FieldTypeDescription
safetystringOverall assessment: "safe", "unsafe", or "controversial"
categoriesobject12 fine-grained safety categories
extensionsobjectAdditional signals: politically_sensitive, unethical_acts, jailbreak
refusalbooleanWhether the content represents a refusal to comply
The safety field classifies content into three levels. "safe" content is benign. "unsafe" content is clearly harmful and always sets flagged: true. "controversial" content falls in between — it may touch sensitive topics without being explicitly harmful. By default, "controversial" content is treated as safe and does not set flagged: true. For stricter moderation, treat "controversial" the same as "unsafe". AILuminate categories: violent_crimes, sex_related_crimes, child_sexual_exploitation, suicide_self_harm, indiscriminate_weapons, intellectual_property, defamation, non_violent_crimes, hate, specialized_advice, privacy, sexual_content The jailbreak extension is particularly useful for detecting prompt injection attempts before they reach your LLM.

Best practices

  • Screen both inputs and outputs. Run moderation on user prompts before sending them to the model and on model responses before displaying to users.

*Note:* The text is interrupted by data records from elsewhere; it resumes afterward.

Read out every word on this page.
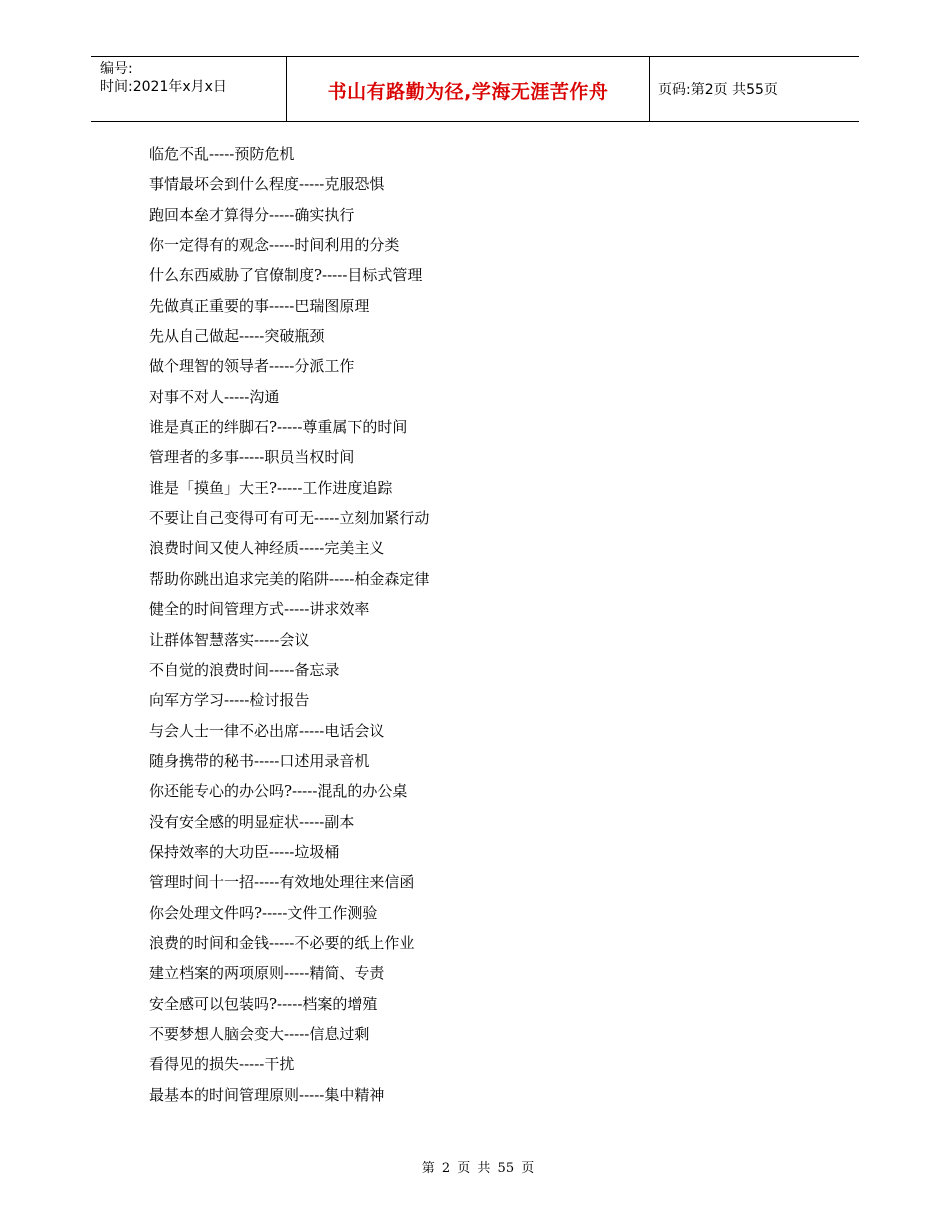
编号:
时间:2021年x月x日	书山有路勤为径,学海无涯苦作舟	页码:第2页 共55页
临危不乱-----预防危机
事情最坏会到什么程度-----克服恐惧
跑回本垒才算得分-----确实执行
你一定得有的观念-----时间利用的分类
什么东西威胁了官僚制度?-----目标式管理
先做真正重要的事-----巴瑞图原理
先从自己做起-----突破瓶颈
做个理智的领导者-----分派工作
对事不对人-----沟通
谁是真正的绊脚石?-----尊重属下的时间
管理者的多事-----职员当权时间
谁是「摸鱼」大王?-----工作进度追踪
不要让自己变得可有可无-----立刻加紧行动
浪费时间又使人神经质-----完美主义
帮助你跳出追求完美的陷阱-----柏金森定律
健全的时间管理方式-----讲求效率
让群体智慧落实-----会议
不自觉的浪费时间-----备忘录
向军方学习-----检讨报告
与会人士一律不必出席-----电话会议
随身携带的秘书-----口述用录音机
你还能专心的办公吗?-----混乱的办公桌
没有安全感的明显症状-----副本
保持效率的大功臣-----垃圾桶
管理时间十一招-----有效地处理往来信函
你会处理文件吗?-----文件工作测验
浪费的时间和金钱-----不必要的纸上作业
建立档案的两项原则-----精简、专责
安全感可以包装吗?-----档案的增殖
不要梦想人脑会变大-----信息过剩
看得见的损失-----干扰
最基本的时间管理原则-----集中精神
第 2 页 共 55 页
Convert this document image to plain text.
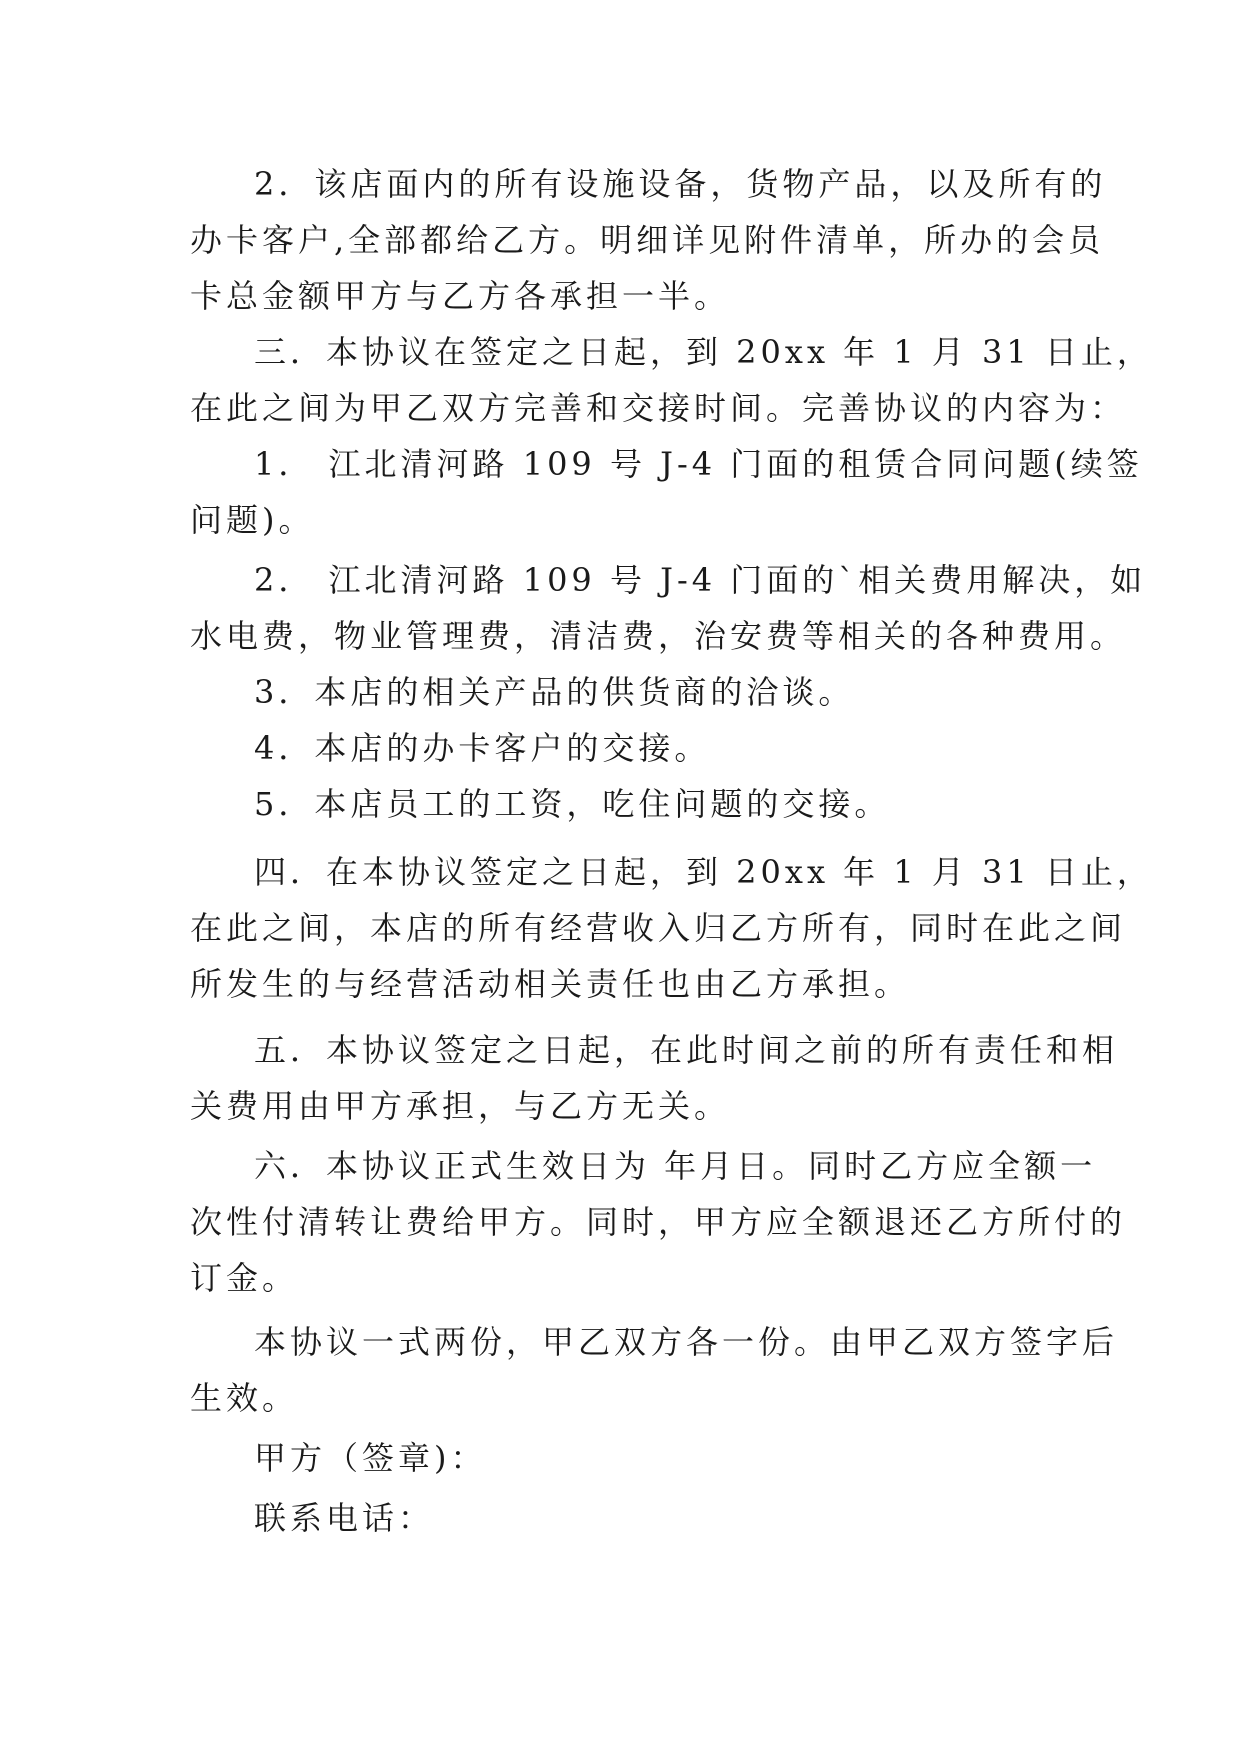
2．该店面内的所有设施设备，货物产品，以及所有的
办卡客户,全部都给乙方。明细详见附件清单，所办的会员
卡总金额甲方与乙方各承担一半。
三．本协议在签定之日起，到 20xx 年 1 月 31 日止，
在此之间为甲乙双方完善和交接时间。完善协议的内容为：
1． 江北清河路 109 号 J-4 门面的租赁合同问题(续签
问题)。
2． 江北清河路 109 号 J-4 门面的`相关费用解决，如
水电费，物业管理费，清洁费，治安费等相关的各种费用。
3．本店的相关产品的供货商的洽谈。
4．本店的办卡客户的交接。
5．本店员工的工资，吃住问题的交接。
四．在本协议签定之日起，到 20xx 年 1 月 31 日止，
在此之间，本店的所有经营收入归乙方所有，同时在此之间
所发生的与经营活动相关责任也由乙方承担。
五．本协议签定之日起，在此时间之前的所有责任和相
关费用由甲方承担，与乙方无关。
六．本协议正式生效日为 年月日。同时乙方应全额一
次性付清转让费给甲方。同时，甲方应全额退还乙方所付的
订金。
本协议一式两份，甲乙双方各一份。由甲乙双方签字后
生效。
甲方（签章)：
联系电话：
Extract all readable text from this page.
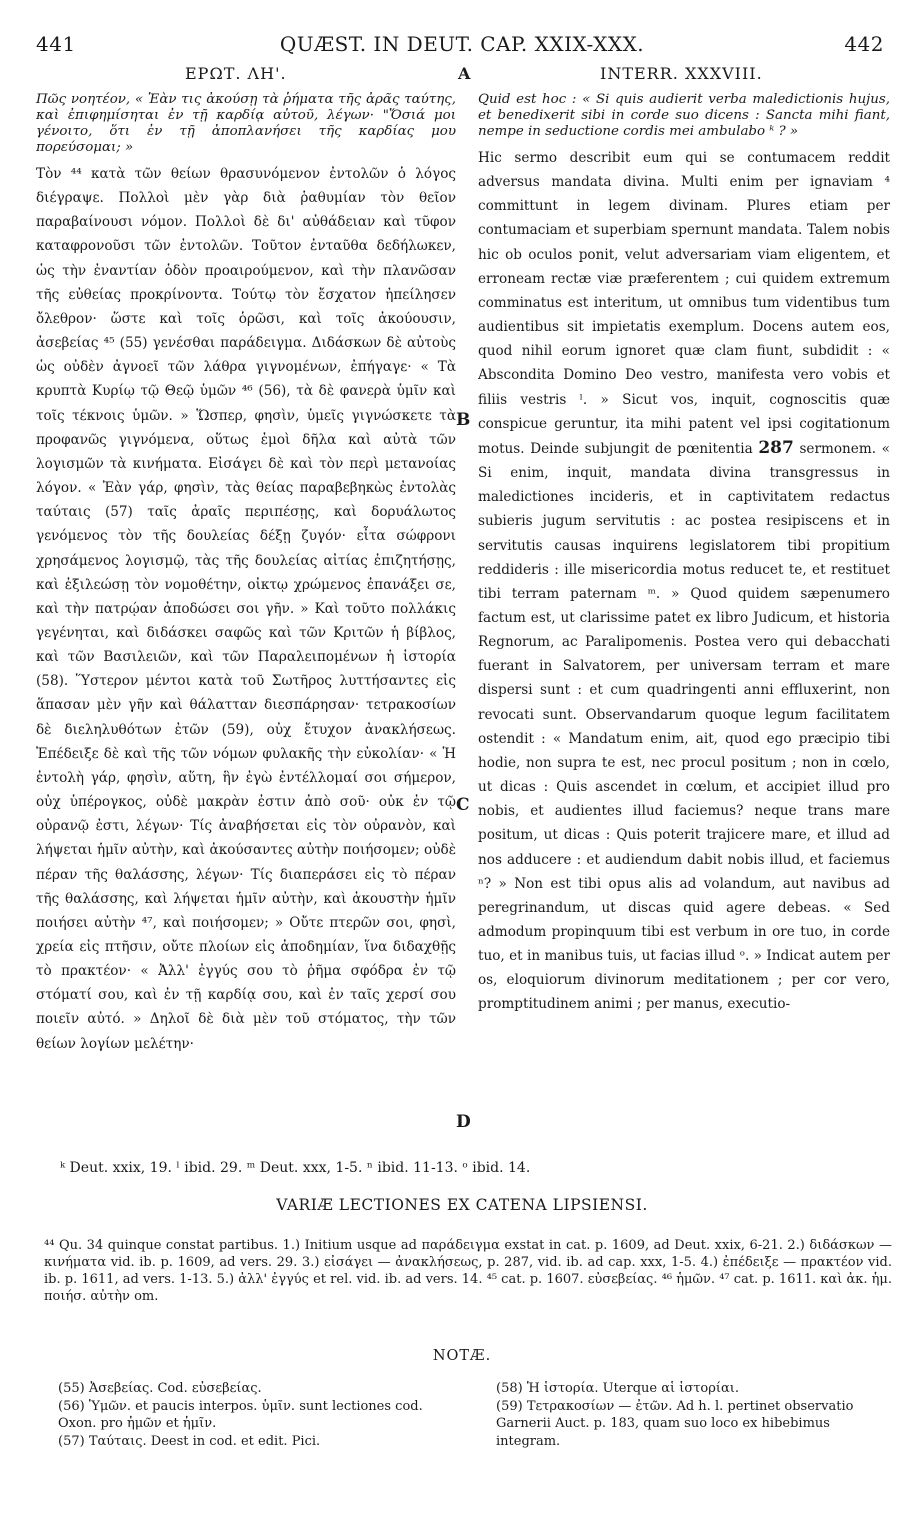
441	QUÆST. IN DEUT. CAP. XXIX-XXX.	442
ΕΡΩΤ. ΛΗ'.	A	INTERR. XXXVIII.

Πῶς νοητέον, « Ἐὰν τις ἀκούσῃ τὰ ῥήματα τῆς ἀρᾶς ταύτης, καὶ ἐπιφημίσηται ἐν τῇ καρδίᾳ αὐτοῦ, λέγων· "Ὅσιά μοι γένοιτο, ὅτι ἐν τῇ ἀποπλανήσει τῆς καρδίας μου πορεύσομαι; »

Τὸν ⁴⁴ κατὰ τῶν θείων θρασυνόμενον ἐντολῶν ὁ λόγος διέγραψε. Πολλοὶ μὲν γὰρ διὰ ῥαθυμίαν τὸν θεῖον παραβαίνουσι νόμον. Πολλοὶ δὲ δι' αὐθάδειαν καὶ τῦφον καταφρονοῦσι τῶν ἐντολῶν. Τοῦτον ἐνταῦθα δεδήλωκεν, ὡς τὴν ἐναντίαν ὁδὸν προαιρούμενον, καὶ τὴν πλανῶσαν τῆς εὐθείας προκρίνοντα. Τούτῳ τὸν ἔσχατον ἠπείλησεν ὄλεθρον· ὥστε καὶ τοῖς ὁρῶσι, καὶ τοῖς ἀκούουσιν, ἀσεβείας ⁴⁵ (55) γενέσθαι παράδειγμα. Διδάσκων δὲ αὐτοὺς ὡς οὐδὲν ἀγνοεῖ τῶν λάθρα γιγνομένων, ἐπήγαγε· « Τὰ κρυπτὰ Κυρίῳ τῷ Θεῷ ὑμῶν ⁴⁶ (56), τὰ δὲ φανερὰ ὑμῖν καὶ τοῖς τέκνοις ὑμῶν. » Ὥσπερ, φησὶν, ὑμεῖς γιγνώσκετε τὰ προφανῶς γιγνόμενα, οὕτως ἐμοὶ δῆλα καὶ αὐτὰ τῶν λογισμῶν τὰ κινήματα. Εἰσάγει δὲ καὶ τὸν περὶ μετανοίας λόγον. « Ἐὰν γάρ, φησὶν, τὰς θείας παραβεβηκὼς ἐντολὰς ταύταις (57) ταῖς ἀραῖς περιπέσῃς, καὶ δορυάλωτος γενόμενος τὸν τῆς δουλείας δέξῃ ζυγόν· εἶτα σώφρονι χρησάμενος λογισμῷ, τὰς τῆς δουλείας αἰτίας ἐπιζητήσῃς, καὶ ἐξιλεώσῃ τὸν νομοθέτην, οἰκτῳ χρώμενος ἐπανάξει σε, καὶ τὴν πατρῴαν ἀποδώσει σοι γῆν. » Καὶ τοῦτο πολλάκις γεγένηται, καὶ διδάσκει σαφῶς καὶ τῶν Κριτῶν ἡ βίβλος, καὶ τῶν Βασιλειῶν, καὶ τῶν Παραλειπομένων ἡ ἱστορία (58). Ὕστερον μέντοι κατὰ τοῦ Σωτῆρος λυττήσαντες εἰς ἅπασαν μὲν γῆν καὶ θάλατταν διεσπάρησαν· τετρακοσίων δὲ διεληλυθότων ἐτῶν (59), οὐχ ἔτυχον ἀνακλήσεως. Ἐπέδειξε δὲ καὶ τῆς τῶν νόμων φυλακῆς τὴν εὐκολίαν· « Ἡ ἐντολὴ γάρ, φησὶν, αὕτη, ἣν ἐγὼ ἐντέλλομαί σοι σήμερον, οὐχ ὑπέρογκος, οὐδὲ μακρὰν ἐστιν ἀπὸ σοῦ· οὐκ ἐν τῷ οὐρανῷ ἐστι, λέγων· Τίς ἀναβήσεται εἰς τὸν οὐρανὸν, καὶ λήψεται ἡμῖν αὐτὴν, καὶ ἀκούσαντες αὐτὴν ποιήσομεν; οὐδὲ πέραν τῆς θαλάσσης, λέγων· Τίς διαπεράσει εἰς τὸ πέραν τῆς θαλάσσης, καὶ λήψεται ἡμῖν αὐτὴν, καὶ ἀκουστὴν ἡμῖν ποιήσει αὐτὴν ⁴⁷, καὶ ποιήσομεν; » Οὔτε πτερῶν σοι, φησὶ, χρεία εἰς πτῆσιν, οὔτε πλοίων εἰς ἀποδημίαν, ἵνα διδαχθῇς τὸ πρακτέον· « Ἀλλ' ἐγγύς σου τὸ ῥῆμα σφόδρα ἐν τῷ στόματί σου, καὶ ἐν τῇ καρδίᾳ σου, καὶ ἐν ταῖς χερσί σου ποιεῖν αὐτό. » Δηλοῖ δὲ διὰ μὲν τοῦ στόματος, τὴν τῶν θείων λογίων μελέτην·

B
C
D

Quid est hoc : « Si quis audierit verba maledictionis hujus, et benedixerit sibi in corde suo dicens : Sancta mihi fiant, nempe in seductione cordis mei ambulabo ᵏ ? »

Hic sermo describit eum qui se contumacem reddit adversus mandata divina. Multi enim per ignaviam ⁴ committunt in legem divinam. Plures etiam per contumaciam et superbiam spernunt mandata. Talem nobis hic ob oculos ponit, velut adversariam viam eligentem, et erroneam rectæ viæ præferentem ; cui quidem extremum comminatus est interitum, ut omnibus tum videntibus tum audientibus sit impietatis exemplum. Docens autem eos, quod nihil eorum ignoret quæ clam fiunt, subdidit : « Abscondita Domino Deo vestro, manifesta vero vobis et filiis vestris ˡ. » Sicut vos, inquit, cognoscitis quæ conspicue geruntur, ita mihi patent vel ipsi cogitationum motus. Deinde subjungit de pœnitentia 287 sermonem. « Si enim, inquit, mandata divina transgressus in maledictiones incideris, et in captivitatem redactus subieris jugum servitutis : ac postea resipiscens et in servitutis causas inquirens legislatorem tibi propitium reddideris : ille misericordia motus reducet te, et restituet tibi terram paternam ᵐ. » Quod quidem sæpenumero factum est, ut clarissime patet ex libro Judicum, et historia Regnorum, ac Paralipomenis. Postea vero qui debacchati fuerant in Salvatorem, per universam terram et mare dispersi sunt : et cum quadringenti anni effluxerint, non revocati sunt. Observandarum quoque legum facilitatem ostendit : « Mandatum enim, ait, quod ego præcipio tibi hodie, non supra te est, nec procul positum ; non in cœlo, ut dicas : Quis ascendet in cœlum, et accipiet illud pro nobis, et audientes illud faciemus? neque trans mare positum, ut dicas : Quis poterit trajicere mare, et illud ad nos adducere : et audiendum dabit nobis illud, et faciemus ⁿ? » Non est tibi opus alis ad volandum, aut navibus ad peregrinandum, ut discas quid agere debeas. « Sed admodum propinquum tibi est verbum in ore tuo, in corde tuo, et in manibus tuis, ut facias illud ᵒ. » Indicat autem per os, eloquiorum divinorum meditationem ; per cor vero, promptitudinem animi ; per manus, executio-

ᵏ Deut. xxix, 19. ˡ ibid. 29. ᵐ Deut. xxx, 1-5. ⁿ ibid. 11-13. ᵒ ibid. 14.
VARIÆ LECTIONES EX CATENA LIPSIENSI.

⁴⁴ Qu. 34 quinque constat partibus. 1.) Initium usque ad παράδειγμα exstat in cat. p. 1609, ad Deut. xxix, 6-21. 2.) διδάσκων — κινήματα vid. ib. p. 1609, ad vers. 29. 3.) εἰσάγει — ἀνακλήσεως, p. 287, vid. ib. ad cap. xxx, 1-5. 4.) ἐπέδειξε — πρακτέον vid. ib. p. 1611, ad vers. 1-13. 5.) ἀλλ' ἐγγύς et rel. vid. ib. ad vers. 14. ⁴⁵ cat. p. 1607. εὐσεβείας. ⁴⁶ ἡμῶν. ⁴⁷ cat. p. 1611. καὶ ἀκ. ἡμ. ποιήσ. αὐτὴν om.

NOTÆ.

(55) Ἀσεβείας. Cod. εὐσεβείας.

(56) Ὑμῶν. et paucis interpos. ὑμῖν. sunt lectiones cod. Oxon. pro ἡμῶν et ἡμῖν.

(57) Ταύταις. Deest in cod. et edit. Pici.

(58) Ἡ ἱστορία. Uterque αἱ ἱστορίαι.

(59) Τετρακοσίων — ἐτῶν. Ad h. l. pertinet observatio Garnerii Auct. p. 183, quam suo loco ex hibebimus integram.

  • Use category_scores for custom thresholds. The flagged boolean uses default thresholds. For your application, you may want stricter thresholds for certain categories (e.g., sexual/minors) and more permissive ones for others.
  • Use scope: "last" for real-time chat. Only broaden to "all" or N when you need full-conversation safety audits and can tolerate higher latency.
  • Batch text inputs. When moderating multiple pieces of content, pass an array to /v1/moderations instead of making separate requests.
  • Combine with other safety layers. Moderation should be one part of your safety strategy alongside system prompts, output filtering, and human review.